At first glance, it is the duel of the constant winner with the eternal loser: France’s national soccer coach Didier Deschamps was a world and European champion as a player – and is one of only three people who became world champions as a player and coach.
He won 15 titles as a player and ten as a coach. England’s Gareth Southgate has two league cup victories as a professional in the vita. That was it. In the World Cup quarter-finals on Saturday (8 p.m. CET/ZDF and Magenta TV), the 52-year-old wants to lay the foundation for this to change very soon.
The reason for the different image of both in public, especially in their respective home countries, is certainly due to the playing time. Deschamps was practically one of the first modern sixes. A workman who had superstar Zinedine Zidane’s back, and yet also a technician, captain and boss of the team. Nickname: “Le General”. As a picture of his professional career, he was the first Frenchman to lift the World Cup trophy after the home World Cup in 1998.
Southgate was a tough but sometimes awkward defender. The scene that stuck with him: The missed penalty in 1996 in the semifinals against Germany, because of which the football motherland failed at the home European Championship. “I’ll never shake off missing my penalty,” said Southgate when he was still a coach. When he met a monk on his honeymoon in Bali shortly after the missed shot, the monk is said to have greeted him with the words: “It’s you, isn’t it? England. Missed penalty.” And his mother asks him, “Why not just shoot it, boy?”
Similar ways of working
As a coach, he was quite successful with the national team. At the 2018 World Cup, the first tournament after taking office, he reached the semifinals. At the European Championship three years later even in the final. He was blamed for losing that on penalties for substituting youngsters Jadon Sancho and Marcus Rashford late in extra time. Both failed in the penalty shootout nerves.
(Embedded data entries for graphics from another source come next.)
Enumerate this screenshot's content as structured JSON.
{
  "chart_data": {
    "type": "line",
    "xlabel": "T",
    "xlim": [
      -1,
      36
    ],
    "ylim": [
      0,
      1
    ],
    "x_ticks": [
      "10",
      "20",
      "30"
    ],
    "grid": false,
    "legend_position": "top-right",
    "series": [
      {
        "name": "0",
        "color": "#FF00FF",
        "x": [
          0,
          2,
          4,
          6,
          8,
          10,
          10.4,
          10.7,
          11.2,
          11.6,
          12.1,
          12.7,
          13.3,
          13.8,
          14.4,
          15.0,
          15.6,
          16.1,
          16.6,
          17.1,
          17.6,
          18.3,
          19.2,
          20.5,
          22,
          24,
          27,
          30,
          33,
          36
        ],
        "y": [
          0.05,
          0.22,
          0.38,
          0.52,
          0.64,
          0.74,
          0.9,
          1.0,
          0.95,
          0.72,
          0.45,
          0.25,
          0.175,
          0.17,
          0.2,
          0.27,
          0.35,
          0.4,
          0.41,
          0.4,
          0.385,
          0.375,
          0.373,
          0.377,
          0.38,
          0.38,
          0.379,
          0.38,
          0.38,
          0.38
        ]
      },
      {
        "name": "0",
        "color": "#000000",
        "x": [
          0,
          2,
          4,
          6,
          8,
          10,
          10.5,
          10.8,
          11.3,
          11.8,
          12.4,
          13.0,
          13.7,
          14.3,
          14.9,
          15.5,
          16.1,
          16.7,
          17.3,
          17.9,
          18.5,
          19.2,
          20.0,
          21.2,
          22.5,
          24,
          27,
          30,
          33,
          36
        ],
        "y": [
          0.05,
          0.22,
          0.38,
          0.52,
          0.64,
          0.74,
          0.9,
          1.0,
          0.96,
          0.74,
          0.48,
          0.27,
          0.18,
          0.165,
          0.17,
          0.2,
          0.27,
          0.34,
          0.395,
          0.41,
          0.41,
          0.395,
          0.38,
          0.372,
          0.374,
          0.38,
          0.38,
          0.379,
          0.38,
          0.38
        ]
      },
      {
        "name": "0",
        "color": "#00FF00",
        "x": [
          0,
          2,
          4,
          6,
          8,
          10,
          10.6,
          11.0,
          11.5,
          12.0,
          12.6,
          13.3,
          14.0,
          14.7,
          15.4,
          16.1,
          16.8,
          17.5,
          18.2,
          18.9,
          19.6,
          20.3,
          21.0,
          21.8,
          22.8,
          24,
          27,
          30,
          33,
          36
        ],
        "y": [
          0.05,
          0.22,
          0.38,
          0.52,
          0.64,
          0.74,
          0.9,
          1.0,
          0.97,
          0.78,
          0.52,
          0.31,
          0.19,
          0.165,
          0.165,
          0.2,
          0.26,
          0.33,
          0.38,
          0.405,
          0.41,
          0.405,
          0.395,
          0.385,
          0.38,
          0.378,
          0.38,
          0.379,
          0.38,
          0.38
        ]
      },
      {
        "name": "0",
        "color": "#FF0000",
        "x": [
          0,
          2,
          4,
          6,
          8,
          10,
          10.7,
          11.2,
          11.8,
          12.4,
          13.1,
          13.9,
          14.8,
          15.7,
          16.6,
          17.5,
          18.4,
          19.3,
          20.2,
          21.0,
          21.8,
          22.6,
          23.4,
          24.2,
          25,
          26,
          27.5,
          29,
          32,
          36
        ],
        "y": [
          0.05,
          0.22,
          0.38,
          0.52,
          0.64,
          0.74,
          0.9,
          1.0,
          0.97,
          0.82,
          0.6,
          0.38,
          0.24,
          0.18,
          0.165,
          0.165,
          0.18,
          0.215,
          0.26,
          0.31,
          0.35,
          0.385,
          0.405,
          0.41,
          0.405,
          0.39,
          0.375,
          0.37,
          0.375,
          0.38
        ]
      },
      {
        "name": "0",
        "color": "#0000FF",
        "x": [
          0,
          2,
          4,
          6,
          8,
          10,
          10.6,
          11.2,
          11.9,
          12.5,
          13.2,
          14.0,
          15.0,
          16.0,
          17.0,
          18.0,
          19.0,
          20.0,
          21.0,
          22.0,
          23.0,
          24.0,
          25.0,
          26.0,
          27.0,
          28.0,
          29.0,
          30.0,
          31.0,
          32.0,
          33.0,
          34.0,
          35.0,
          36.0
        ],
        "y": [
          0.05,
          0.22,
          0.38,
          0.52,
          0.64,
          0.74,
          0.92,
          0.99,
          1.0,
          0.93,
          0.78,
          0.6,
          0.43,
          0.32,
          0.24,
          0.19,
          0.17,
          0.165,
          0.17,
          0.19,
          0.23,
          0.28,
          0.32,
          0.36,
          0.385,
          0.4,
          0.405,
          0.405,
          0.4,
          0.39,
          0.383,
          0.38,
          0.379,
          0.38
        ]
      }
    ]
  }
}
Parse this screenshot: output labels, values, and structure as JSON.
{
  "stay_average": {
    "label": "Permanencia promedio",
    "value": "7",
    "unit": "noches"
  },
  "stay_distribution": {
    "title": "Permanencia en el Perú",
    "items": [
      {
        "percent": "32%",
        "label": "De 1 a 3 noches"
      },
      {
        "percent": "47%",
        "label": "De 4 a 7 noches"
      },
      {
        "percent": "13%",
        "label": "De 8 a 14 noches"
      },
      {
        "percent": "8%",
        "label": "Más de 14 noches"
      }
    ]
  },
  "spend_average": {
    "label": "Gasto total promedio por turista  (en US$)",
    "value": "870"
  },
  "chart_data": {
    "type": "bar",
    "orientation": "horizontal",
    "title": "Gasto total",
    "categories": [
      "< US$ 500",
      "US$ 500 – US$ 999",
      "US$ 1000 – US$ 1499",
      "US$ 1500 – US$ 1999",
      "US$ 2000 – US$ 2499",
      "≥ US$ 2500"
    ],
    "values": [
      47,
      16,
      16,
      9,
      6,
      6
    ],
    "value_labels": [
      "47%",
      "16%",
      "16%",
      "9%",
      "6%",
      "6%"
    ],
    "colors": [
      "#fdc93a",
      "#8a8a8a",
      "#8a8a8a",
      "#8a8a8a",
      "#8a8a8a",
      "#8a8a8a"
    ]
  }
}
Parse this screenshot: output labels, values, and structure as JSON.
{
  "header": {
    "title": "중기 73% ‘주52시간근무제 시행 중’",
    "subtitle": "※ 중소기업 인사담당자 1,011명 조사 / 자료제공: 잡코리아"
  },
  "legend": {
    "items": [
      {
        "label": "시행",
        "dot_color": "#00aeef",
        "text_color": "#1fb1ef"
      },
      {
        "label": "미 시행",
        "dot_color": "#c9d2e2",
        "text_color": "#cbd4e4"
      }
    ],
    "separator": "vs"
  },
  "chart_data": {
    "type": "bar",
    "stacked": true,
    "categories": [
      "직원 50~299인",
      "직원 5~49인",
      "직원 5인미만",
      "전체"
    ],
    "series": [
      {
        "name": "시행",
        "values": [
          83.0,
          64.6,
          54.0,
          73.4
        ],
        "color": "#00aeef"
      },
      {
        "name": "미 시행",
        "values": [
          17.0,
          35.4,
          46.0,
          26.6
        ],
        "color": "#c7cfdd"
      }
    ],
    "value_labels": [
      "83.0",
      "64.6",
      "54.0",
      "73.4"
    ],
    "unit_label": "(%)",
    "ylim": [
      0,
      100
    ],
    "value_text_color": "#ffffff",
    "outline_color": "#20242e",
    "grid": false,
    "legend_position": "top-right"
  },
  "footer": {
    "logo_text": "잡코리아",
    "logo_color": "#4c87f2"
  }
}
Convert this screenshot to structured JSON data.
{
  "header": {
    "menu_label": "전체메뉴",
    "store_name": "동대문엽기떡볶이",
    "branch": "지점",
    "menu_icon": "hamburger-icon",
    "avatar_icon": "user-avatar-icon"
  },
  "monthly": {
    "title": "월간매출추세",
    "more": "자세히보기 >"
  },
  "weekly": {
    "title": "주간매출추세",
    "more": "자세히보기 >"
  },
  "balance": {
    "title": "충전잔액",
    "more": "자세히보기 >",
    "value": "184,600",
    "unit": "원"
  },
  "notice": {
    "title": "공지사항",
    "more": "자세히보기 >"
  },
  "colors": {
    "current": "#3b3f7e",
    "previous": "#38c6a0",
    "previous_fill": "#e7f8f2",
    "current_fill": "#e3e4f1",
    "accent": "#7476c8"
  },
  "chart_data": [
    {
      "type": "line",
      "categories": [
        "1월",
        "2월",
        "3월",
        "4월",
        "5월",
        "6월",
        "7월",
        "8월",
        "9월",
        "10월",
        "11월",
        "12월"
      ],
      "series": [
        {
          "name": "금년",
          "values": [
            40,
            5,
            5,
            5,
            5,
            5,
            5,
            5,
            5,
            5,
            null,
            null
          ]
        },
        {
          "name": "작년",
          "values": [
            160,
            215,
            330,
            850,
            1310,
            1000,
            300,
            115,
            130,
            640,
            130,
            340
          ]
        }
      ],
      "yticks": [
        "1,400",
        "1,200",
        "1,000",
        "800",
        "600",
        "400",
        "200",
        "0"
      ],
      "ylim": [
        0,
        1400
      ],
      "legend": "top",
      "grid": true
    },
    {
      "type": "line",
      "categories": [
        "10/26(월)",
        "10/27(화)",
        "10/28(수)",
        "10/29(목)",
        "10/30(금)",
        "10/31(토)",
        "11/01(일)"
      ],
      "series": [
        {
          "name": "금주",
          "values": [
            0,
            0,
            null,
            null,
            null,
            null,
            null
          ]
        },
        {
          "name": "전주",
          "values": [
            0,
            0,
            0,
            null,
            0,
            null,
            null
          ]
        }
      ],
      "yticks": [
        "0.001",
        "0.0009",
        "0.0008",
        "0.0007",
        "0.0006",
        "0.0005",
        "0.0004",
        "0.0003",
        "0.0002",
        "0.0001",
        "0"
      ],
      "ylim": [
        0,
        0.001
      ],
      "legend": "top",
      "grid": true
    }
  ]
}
In the opinion of many, however, his working methods are not dissimilar to his French colleagues. The French portal “sofoot” called Southgate the “Deschamps from Watford”. Both are rather pragmatic in terms of work, but also allow freedom on and off the field. Both are not classic people catchers, but maintain a good relationship with the players without being too close to them. “I’m not there to be her friend or her father, big brother or grandfather – yes, I could be with some if I had started early,” said Deschamps (54), who was visibly trying to relax in Qatar days.
Special generations
What makes their work so difficult to assess is the fact that they serve special generations. Was Deschamps’ world title his masterpiece or last year’s knockout round his failure? Is the team as good as seen in 2018 or as complicated as in 2021? And is it Southgate’s fault that England have come this far in the last two tournaments? Or him that in both cases there was no title at the end?
Long-time Arsenal coach Arsène Wenger and former England pro Jürgen Klinsmann, heads of FIFA’s technical study group in Qatar, were very positive about the Three Lions coach. “He has great ideas and has drawn important conclusions from the World Cup and the European Championship,” said Wenger. And Klinsmann explained: “I see a lot of progress. They are coming.”
Southgate should normally remain in office in Germany at least until EM 2024, which is how long his contract currently runs. Deschamps’ is about to expire. Some media had already reported that a takeover of Zidane was a done deal. Association President Noel Le Graët made it clear that he wanted the coach to stay. Because: “If you’re lucky enough to have a Didier Deschamps, you don’t knock on the next door.”